Martina Fornůsková carries out restoration on the damaged negatives and describes the task faced following their discovery in the makeshift cupboard hideaway.

Although Czech, she now lives most of the time in Switzerland, and is more comfortable speaking in French about her uncommon craft. “In this cellar in summer it was incredibly hot in the cupboard and in the winter terribly cold and the moisture content was up and down. But thanks to the varnish on the gelatin emulsion the negatives were protected. That is to say that of the say 9,000 negatives we have there are around three percent that are really degraded. Otherwise they are really in good shape. But the case of the broken negatives is another thing. It is really ourselves that broke them, not us the restorers, but people who handled them without the proper care.”

Langhans Prague atelier,  photo: www.langhansarchiv.cz
Gelatin glass photographic plates started to take off around the time Langhans Prague gallery was founded. They were a huge advance on the previous cumbersome technology but still tricky to use and prepare. The sitter had to remain motionless for minutes to get the perfect result and lighting without any artificial light in the early years was a complicated and problem fraught process.

Restoration work for a negative broken into two or more pieces can be carried out in a few hours. But for the more complex cases, the worst being when the gelatin on the negatives seem to split and curl up like dried leaves, are much more demanding. Martina Fornůsková says the type of damage falls into three main categories.

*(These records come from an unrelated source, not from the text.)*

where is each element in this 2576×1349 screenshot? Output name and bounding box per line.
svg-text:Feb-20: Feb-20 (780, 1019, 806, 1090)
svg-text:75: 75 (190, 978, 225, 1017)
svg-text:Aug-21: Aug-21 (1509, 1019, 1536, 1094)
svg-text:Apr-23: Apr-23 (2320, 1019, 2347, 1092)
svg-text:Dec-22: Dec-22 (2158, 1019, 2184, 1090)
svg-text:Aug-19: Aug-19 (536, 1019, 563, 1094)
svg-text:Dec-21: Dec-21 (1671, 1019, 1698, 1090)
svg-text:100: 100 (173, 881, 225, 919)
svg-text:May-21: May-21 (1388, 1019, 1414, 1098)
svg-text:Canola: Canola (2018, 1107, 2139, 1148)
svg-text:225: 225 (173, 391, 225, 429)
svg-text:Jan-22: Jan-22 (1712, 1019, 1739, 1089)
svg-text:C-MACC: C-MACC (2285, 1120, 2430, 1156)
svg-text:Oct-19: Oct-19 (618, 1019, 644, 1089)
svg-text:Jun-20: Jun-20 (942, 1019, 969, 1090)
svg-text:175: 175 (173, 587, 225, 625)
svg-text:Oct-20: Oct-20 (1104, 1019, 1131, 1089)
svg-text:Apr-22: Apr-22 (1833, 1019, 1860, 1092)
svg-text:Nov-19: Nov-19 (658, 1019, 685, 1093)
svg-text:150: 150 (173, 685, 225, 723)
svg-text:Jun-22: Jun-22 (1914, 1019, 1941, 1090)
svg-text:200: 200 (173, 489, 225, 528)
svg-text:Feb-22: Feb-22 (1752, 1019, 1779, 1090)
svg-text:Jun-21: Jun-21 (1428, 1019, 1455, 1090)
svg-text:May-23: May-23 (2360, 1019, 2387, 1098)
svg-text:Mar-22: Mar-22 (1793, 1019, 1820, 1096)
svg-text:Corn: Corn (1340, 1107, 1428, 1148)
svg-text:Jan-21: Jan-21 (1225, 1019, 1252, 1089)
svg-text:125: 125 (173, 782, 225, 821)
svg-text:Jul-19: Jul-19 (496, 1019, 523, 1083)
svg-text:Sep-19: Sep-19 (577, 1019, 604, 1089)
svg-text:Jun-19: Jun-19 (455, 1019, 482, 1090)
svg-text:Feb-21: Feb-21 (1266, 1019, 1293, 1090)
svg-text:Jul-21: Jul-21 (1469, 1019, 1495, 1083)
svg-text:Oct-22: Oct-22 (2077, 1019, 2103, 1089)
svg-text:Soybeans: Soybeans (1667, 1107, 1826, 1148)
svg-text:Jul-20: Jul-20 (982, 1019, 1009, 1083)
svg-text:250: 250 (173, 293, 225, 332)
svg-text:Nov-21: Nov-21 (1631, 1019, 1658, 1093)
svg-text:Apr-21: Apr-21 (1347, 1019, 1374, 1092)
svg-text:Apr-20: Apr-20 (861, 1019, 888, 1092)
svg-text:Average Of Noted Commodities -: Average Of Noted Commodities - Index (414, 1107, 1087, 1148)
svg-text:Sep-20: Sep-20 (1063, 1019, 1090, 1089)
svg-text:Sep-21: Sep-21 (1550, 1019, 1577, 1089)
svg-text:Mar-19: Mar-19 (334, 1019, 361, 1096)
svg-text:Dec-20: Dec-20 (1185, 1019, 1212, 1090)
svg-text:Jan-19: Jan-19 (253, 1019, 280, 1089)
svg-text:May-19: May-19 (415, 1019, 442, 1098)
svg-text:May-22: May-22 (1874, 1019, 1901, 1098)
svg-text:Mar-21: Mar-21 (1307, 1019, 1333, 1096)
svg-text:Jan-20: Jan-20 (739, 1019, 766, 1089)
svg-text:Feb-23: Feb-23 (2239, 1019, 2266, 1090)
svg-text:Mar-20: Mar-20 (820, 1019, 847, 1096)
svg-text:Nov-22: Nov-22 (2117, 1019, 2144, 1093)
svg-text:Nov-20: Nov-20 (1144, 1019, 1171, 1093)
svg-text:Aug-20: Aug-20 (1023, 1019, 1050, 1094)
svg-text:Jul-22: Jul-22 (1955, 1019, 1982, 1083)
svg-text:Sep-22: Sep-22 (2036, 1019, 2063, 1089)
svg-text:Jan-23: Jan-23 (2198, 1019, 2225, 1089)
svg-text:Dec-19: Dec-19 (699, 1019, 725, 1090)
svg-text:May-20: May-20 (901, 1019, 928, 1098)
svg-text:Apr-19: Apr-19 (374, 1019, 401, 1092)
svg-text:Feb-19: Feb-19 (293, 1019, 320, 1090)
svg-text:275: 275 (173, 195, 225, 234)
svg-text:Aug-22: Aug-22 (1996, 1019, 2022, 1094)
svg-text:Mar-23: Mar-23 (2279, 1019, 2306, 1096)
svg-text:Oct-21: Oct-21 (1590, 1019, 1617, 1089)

“The first case is when the negative is broken, but just perhaps in two or three pieces. After that there are the cases where they are smashed and just slivers of glass. And the last, and most difficult to repair, are negatives where the emulsion is coming away. But we cannot really say that this is down to degradation. It is really a more basic problem to do with the initial production. When these gelatin negatives were produced the glass had to be prepared. A chemical product was put on the glass so that the gelatin stuck. But when this product was put on badly we find the gelatin now comes off. But we can’t say it is down to moisture in the air or the temperature. It was a fundamental problem.”

Langhans gallery
The solution for these cases where the gelatin peels away is painstakingly replacing them on special non-acidic paper mounts and, when the work is finished, putting them back in so-called glass sandwiches.

Martina Fornůsková works part time on restoration work at Langhans photographic gallery and points out that the type of work she is doing is specialized and quite rare. Cleaning and restoring old photographs seems to have much in common with the process for old paintings, it is painstaking and care needs to be taken that chemical contamination or other damage does not take place.

“In the Czech Republic we don’t really have photographic restorers. It is very rare. I must say that there is only one that is competent but it should be said that he is the best in the whole of Europe. He is really precise, really talented and all the work he does is really impeccable. He is my teacher, František Sysel.”

The first major exhibition of the rediscovered photos took place at Prague’s Rudolfinum in 2000. This has been followed by smaller thematic exhibitions at the gallery itself. Most of the portraits can also be seen online at the gallery’s web site. As negatives are restored and detective work fleshes out who are the subjects of some of the photos, more thematic exhibitions will follow. Iva Poláková again:

Langhans archive today,  photo: www.langhansarchiv.cz
“Gradually, we will allow the public to see all of the negatives. There will be thematic exhibitions which, for example, have already featured musicians and actors. A new exhibition features politicians that have not been put on show before. The plan is to restore and clean all of the negatives, everything will be scanned and put in storage and opened up to the public through exhibitions and publications.”

The restoration and detective work is set to continue well into this decade with digitalisation of the negatives another step in the ongoing process.